Jaejoong menyambar leher Yunho secepat kilat, mencengkram sekaligus mencengkiknya. Ada banyak perkara yang menjadi alasan kenapa Jaejoong perlu mencekik suaminya. Kekuatan di kedua tangan yang terus bertambah seiring jelasnya kilasan tamparan dan pukulan yang pernah didapatkannya dari Yunho. Memukul-mukul lubuk hatinya yang suci jauh di dasar akal sehat. Melupakan masa-masa saat mereka tak mengenal pertentangan pernikahan sesama jenis, restu orangtua, rumah tangga dan bayi tabung. Di masa kemilau dimana mereka tertawa, berpegangan tangan, berkencan setiap malam, membuat cinta, tak memikirkan masa depan akan seperti apa. Kenangan manis itu tenggelam, redup terbakar menjadi abu hitam bercampur kecamuk perasaan tiap kali mengingat kilat mata Yunho; sosok Yunho yang pulang sempoyongan, kiss mark, jejak lipstick di kemeja dan parfum feminim yang menempel di tubuh Yunho.

“Mati… mati kamu! MATI!”

Hati suci, penuh cinta kasih yang dulu pernah Jaejoong dedikasikan hanya untuk Yunho dan sekarang dibaginya untuk Changmin, kesucian itu pudar. Binar cahaya ibu di mata Jaejoong telah hitam sempurna. Bahkan buta untuk melihat Yunho yang terbatuk-batuk, wajah suaminya yang membiru kekurangan oksigen, meronta lemah dipenuhi kepasrahan.

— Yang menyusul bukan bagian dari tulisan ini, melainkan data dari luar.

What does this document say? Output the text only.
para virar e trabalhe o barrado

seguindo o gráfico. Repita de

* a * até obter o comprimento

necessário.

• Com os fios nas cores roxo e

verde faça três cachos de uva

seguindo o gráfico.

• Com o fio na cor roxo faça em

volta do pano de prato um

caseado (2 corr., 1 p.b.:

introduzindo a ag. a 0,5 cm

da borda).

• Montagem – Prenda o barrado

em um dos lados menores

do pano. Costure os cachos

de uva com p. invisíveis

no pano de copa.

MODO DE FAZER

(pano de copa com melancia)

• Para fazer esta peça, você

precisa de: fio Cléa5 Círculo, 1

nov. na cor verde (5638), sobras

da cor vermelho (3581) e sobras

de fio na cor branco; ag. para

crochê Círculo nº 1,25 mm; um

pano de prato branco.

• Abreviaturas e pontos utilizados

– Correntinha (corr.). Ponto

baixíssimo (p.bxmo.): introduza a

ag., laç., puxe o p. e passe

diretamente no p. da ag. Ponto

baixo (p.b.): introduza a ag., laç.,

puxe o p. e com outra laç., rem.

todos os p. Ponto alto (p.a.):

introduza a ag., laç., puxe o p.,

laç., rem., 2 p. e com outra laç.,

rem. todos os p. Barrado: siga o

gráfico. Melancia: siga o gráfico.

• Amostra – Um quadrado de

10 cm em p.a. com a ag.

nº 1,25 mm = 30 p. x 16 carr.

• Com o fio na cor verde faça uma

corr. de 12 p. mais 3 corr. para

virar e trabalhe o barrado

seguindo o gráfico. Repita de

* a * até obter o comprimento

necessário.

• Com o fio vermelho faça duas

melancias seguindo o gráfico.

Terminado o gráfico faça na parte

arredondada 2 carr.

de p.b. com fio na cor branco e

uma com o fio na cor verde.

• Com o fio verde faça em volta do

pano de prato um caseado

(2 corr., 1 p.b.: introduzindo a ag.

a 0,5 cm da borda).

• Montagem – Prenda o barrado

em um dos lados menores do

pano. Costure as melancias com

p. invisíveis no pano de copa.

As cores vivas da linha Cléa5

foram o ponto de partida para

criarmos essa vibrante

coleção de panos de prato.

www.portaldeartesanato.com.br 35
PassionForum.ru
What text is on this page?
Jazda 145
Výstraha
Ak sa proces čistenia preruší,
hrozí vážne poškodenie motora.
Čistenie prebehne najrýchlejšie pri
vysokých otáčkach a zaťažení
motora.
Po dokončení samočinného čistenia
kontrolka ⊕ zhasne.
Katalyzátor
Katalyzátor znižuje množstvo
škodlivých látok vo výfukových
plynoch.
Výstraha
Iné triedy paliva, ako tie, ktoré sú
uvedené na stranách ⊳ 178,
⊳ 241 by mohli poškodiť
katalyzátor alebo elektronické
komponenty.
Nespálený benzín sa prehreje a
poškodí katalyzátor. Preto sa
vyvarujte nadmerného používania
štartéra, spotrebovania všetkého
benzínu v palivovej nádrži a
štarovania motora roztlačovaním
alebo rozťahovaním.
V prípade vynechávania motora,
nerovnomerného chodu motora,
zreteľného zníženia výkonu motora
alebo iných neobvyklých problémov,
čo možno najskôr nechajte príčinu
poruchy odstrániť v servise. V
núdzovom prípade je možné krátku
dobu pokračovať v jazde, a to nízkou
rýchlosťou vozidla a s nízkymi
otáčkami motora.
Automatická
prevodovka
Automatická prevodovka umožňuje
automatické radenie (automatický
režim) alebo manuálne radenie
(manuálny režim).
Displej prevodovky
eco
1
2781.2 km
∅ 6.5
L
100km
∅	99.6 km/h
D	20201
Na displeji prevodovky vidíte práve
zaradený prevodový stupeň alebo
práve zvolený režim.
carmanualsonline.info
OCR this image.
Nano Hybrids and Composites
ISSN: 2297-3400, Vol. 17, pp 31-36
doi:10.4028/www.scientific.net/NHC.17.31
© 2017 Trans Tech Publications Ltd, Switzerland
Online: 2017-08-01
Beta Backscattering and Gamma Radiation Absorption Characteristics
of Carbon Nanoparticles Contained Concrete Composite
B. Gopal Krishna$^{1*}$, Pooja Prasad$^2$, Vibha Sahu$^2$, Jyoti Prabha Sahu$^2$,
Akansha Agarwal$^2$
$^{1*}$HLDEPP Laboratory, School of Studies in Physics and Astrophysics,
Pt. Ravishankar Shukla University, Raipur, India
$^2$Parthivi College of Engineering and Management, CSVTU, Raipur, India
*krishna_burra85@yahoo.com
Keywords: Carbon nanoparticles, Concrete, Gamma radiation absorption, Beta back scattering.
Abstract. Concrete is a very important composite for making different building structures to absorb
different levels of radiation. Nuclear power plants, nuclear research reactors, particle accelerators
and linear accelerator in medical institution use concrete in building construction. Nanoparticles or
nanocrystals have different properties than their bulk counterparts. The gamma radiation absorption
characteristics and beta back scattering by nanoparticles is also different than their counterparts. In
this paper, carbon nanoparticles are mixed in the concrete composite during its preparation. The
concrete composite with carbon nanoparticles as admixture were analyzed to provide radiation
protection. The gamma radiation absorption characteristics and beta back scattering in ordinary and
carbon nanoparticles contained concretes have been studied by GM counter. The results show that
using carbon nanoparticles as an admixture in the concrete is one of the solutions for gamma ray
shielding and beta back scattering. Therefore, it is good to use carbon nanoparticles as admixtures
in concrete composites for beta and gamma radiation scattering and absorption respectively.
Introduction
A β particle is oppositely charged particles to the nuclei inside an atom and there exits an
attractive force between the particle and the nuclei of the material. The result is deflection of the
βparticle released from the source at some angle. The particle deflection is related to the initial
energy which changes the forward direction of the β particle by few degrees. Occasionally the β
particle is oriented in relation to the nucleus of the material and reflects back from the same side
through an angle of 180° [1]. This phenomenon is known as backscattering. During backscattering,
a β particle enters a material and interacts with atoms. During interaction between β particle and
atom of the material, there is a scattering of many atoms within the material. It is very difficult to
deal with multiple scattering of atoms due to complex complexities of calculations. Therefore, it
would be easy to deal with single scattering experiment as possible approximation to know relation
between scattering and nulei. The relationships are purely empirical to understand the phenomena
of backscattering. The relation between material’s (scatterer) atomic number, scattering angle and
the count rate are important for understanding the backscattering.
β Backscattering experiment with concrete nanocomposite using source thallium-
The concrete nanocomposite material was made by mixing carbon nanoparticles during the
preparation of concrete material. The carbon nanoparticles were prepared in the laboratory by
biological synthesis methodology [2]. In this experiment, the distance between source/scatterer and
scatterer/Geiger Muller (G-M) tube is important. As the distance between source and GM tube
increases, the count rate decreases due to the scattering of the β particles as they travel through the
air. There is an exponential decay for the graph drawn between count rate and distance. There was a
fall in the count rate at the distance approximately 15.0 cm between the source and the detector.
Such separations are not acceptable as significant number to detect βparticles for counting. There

Jaejoong mulai lelah berpura-pura menjadi perempuan lemah. Dia laki-laki dan tak seorang pun orang-orang di kehidupan barunya bersama Yunho—setelah mereka menikah—mengetahui kebenaran itu. Semua orang berfikir Jaejoong adalah perempuan, seorang istri yang baik dan telah melahirkan Changmin, anak yang sebetulnya dilahirkan dari proses rekayasa.

Ketika mata gelap Jaejoong jatuh di mata Yunho, bertemu goresan keping hitam, cengkraman kedua tangan Jaejoong mengendur di luar kesadaran. Jaejoong menemukan mata yang sama seperti di diri putranya, Changmin. Mata yang selalu tersenyum ketika menerima burger, mengucapkan ‘aku pulang’, mata yang berair ketika kelaparan, ketika Jaejoong memarahinya, ketika Changmin tak menerima apa yang diinginkannya, dan semua itu tersalip di antara milik Yunho. Mereka mirip. Tidak. Mereka sama.

Apa yang akan dipikirkan putranya ketika dia tak memiliki ayah lagi?

Saat kehangatan kembali meraih Jaejoong, Yunho balik menyerang; menendang Jaejoong di antara perut dan dada sampai terpental jauh ke belakang, jatuh terjerembab. Tapi tak menimbulkan sakit yang berarti. Kehangatan yang perlahan mencairkan es di jantung Jaejoong telah menghapus duri-duri kebusukan hati— kemarahannya kepada Yunho. Kehangatan itu melenyapkan bayangan kelam suaminya yang tergopoh-gopoh datang menghampiri. Menghanguskan dendam dalam diri Jaejoong untuk kemudian menguap menjadi cinta yang sia-sia. Mengaburkan pandangan, melumpuhkan indera perasa, menciptakan simfoni pelukan dari Yunho. Kedua tangan Yunho yang melingkar di tubuhnya. Nyaman. Seakan Jaejoong kembali di masa yang menyilaukan, saat semua yang dia rasakan hanyalah perasaan meletup-letup bahagia, jatuh cinta. Sayangnya, pelukan itu palsu. Ilusi.

***

Changmin membuka mata dikejutkan oleh teriakan dari lantai bawah. Satu teriakan yang terlalu mencekik gendang telinga sehingga memaksa Changmin Kecil menggerakan kakinya turun dari ranjang, bergegas pergi keluar kamar lalu mengintip jalur tangga sebelum menuruninya satu per satu. Di tengah perjalanan, tiba-tiba seseorang melintas.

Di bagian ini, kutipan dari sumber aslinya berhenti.